Éducation, santé, transports, rien n’échapperait à l’appétit du privé
L’ACS doit s’appliquer à tous les domaines capables de
fournir un service à l’échelle internationale. Selon l’Internationale
des services publics (PSI), qui regroupe quelque 669 syndicats dans le
monde entier, il englobe ainsi un champ immense : la fourniture
transfrontière (le mode 1 de l’ex-AGCS) – telle que la télé-médecine, la
formation à distance ou les paris sur Internet –, le tourisme (mode 2
de l’ex-AGCS), l’investissement étranger direct avec les principes et
les conséquences que l’on vient d’exposer (mode 3 de l’ex-AGCS) et le
mouvement temporaire des personnes physiques (mode 4 de l’ex-AGCS).
L’objectif d’accords comme celui dont la négociation est secrètement
engagée, dénonce Rosa Pavanelli, la secrétaire générale de la PSI, est
« d’institutionnaliser les droits des investisseurs et d’interdire toute
intervention des États dans un large éventail de secteurs ».
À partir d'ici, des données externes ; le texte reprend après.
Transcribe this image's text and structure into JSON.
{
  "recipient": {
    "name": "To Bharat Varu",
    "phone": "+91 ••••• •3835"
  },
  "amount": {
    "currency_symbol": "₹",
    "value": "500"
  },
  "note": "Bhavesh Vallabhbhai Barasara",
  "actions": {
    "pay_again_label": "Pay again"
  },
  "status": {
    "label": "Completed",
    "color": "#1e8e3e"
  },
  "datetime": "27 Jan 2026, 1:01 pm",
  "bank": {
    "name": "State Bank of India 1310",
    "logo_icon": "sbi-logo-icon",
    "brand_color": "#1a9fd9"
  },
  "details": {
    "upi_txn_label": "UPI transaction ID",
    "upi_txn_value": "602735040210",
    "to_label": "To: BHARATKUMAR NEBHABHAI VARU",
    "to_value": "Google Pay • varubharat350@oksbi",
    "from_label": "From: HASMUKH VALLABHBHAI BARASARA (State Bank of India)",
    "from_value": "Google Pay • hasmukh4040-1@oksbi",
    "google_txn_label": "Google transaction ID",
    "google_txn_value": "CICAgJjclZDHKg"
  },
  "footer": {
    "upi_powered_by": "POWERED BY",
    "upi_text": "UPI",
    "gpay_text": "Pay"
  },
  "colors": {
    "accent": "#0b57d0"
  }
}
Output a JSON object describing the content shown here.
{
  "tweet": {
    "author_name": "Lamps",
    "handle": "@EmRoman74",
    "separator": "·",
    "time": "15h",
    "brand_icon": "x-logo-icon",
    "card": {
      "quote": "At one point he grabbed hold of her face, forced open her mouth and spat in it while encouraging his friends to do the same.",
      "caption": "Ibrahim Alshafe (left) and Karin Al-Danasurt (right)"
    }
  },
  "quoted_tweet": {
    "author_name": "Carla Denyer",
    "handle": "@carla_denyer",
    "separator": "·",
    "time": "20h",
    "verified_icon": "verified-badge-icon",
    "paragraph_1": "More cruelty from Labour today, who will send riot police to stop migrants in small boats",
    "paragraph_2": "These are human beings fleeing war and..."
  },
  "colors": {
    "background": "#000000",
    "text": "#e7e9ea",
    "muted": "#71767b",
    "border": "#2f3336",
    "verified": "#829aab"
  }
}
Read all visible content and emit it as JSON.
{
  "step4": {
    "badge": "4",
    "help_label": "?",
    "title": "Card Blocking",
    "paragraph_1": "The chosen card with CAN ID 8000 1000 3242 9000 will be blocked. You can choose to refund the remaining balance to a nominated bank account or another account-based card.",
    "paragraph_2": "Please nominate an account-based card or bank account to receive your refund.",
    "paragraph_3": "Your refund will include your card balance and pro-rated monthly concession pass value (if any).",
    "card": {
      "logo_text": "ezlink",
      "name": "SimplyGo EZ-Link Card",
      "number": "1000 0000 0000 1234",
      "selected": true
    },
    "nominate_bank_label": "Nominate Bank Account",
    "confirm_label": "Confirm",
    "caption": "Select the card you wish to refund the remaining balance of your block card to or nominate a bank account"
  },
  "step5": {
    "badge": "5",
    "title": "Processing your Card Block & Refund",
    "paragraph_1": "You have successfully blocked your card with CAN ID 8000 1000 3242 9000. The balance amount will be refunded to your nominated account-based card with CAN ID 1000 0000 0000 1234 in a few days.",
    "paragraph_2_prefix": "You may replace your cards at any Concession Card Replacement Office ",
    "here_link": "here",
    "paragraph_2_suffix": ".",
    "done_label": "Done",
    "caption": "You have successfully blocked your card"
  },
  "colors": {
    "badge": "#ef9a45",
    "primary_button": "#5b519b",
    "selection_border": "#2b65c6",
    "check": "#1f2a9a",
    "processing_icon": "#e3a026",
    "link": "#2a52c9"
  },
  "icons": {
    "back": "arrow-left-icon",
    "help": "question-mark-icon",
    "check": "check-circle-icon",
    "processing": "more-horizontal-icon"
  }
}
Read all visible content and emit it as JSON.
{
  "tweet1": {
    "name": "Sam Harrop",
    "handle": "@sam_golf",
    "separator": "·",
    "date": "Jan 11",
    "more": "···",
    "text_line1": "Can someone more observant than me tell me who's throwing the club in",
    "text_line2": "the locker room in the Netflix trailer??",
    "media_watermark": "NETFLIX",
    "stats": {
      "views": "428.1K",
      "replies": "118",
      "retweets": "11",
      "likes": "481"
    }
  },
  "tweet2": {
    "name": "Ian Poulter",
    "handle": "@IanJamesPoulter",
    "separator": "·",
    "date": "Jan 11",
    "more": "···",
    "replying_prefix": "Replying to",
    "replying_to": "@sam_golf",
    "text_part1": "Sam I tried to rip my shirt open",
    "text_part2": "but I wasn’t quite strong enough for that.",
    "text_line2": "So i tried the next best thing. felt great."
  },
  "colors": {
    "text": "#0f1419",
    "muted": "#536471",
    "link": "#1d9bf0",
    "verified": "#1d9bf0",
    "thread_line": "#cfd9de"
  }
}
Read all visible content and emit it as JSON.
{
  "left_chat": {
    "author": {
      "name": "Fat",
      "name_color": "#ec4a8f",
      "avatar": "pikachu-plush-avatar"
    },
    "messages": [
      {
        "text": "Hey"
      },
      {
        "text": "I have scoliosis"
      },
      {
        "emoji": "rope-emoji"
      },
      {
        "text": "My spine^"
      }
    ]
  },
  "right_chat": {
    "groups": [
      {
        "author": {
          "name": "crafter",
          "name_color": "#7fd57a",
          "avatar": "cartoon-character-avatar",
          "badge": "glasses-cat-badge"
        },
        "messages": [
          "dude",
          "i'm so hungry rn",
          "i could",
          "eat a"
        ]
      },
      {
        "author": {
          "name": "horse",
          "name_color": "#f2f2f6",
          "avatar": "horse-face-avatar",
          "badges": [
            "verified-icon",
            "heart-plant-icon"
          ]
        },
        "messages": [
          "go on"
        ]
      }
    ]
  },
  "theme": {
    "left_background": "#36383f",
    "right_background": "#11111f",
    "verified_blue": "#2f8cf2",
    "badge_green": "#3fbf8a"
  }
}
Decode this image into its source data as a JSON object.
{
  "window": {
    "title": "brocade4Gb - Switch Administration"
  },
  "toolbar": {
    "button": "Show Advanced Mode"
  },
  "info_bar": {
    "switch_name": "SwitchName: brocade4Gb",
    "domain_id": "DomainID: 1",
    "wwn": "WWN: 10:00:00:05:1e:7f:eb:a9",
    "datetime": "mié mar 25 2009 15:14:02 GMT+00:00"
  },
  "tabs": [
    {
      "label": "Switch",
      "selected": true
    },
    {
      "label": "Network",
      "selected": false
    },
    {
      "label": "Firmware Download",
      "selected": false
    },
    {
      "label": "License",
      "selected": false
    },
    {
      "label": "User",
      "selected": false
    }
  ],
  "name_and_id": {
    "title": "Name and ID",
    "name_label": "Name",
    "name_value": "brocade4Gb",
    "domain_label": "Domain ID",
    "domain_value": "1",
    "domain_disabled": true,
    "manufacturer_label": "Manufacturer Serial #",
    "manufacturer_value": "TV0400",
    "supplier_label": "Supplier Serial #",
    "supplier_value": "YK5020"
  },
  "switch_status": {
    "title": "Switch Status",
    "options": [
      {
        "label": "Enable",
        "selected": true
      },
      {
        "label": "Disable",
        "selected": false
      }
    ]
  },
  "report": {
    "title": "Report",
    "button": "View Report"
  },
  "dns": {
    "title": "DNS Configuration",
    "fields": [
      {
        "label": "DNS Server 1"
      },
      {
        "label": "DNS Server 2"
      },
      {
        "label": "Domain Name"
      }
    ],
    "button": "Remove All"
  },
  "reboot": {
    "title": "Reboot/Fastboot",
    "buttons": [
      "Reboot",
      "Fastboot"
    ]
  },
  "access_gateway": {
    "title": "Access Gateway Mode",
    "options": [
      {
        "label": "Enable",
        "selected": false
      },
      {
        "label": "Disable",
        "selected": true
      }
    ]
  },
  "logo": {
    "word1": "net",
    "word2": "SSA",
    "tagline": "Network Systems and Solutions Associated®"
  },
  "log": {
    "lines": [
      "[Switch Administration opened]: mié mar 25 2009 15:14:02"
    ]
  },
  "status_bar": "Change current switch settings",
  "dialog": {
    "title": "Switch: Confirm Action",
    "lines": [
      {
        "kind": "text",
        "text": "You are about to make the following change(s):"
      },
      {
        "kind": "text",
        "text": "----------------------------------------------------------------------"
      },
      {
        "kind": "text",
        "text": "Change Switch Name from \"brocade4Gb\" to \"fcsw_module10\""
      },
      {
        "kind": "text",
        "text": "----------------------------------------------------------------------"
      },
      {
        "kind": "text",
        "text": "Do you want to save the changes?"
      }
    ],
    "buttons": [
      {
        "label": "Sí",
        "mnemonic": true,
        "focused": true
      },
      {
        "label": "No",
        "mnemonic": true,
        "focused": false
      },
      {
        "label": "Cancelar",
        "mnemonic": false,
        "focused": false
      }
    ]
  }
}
Santé, éducation, transports, rien n’échapperait à cette
logique qui accélérerait, dans des dimensions inédites, la
libéralisation des services publics. Selon une logique d’écrémage par le
capital privé en mal d’acquérir de nouvelles ressources dans la phase
actuelle de la crise où les débouchés se rabougrissent. Il cherche à
s’accaparer les secteurs financièrement les plus prometteurs. Les
cheminots français en lutte ont ainsi parfaitement discerné la menace
qui pourrait conduire à une polarisation des investissements privés sur
les tronçons voyageurs les plus rentables quand des dizaines de voies
dites secondaires et donc de gares seraient condamnées à disparaître. Le
4e paquet ferroviaire de la Commission européenne n’est certes pas dans
le traité secret en cours de négociation. Il n’en épouse pas moins la
ligne dévastatrice pour l’avenir des services publics et, au passage,
pour… un certain mode de construction européenne. Comme on devrait le
savoir au moins depuis l’élection du 25 mai l’acharnement libéral, prêt à
nier la démocratie au point d’agir caché contre les intérêts des
citoyens, met pourtant l’Europe en danger.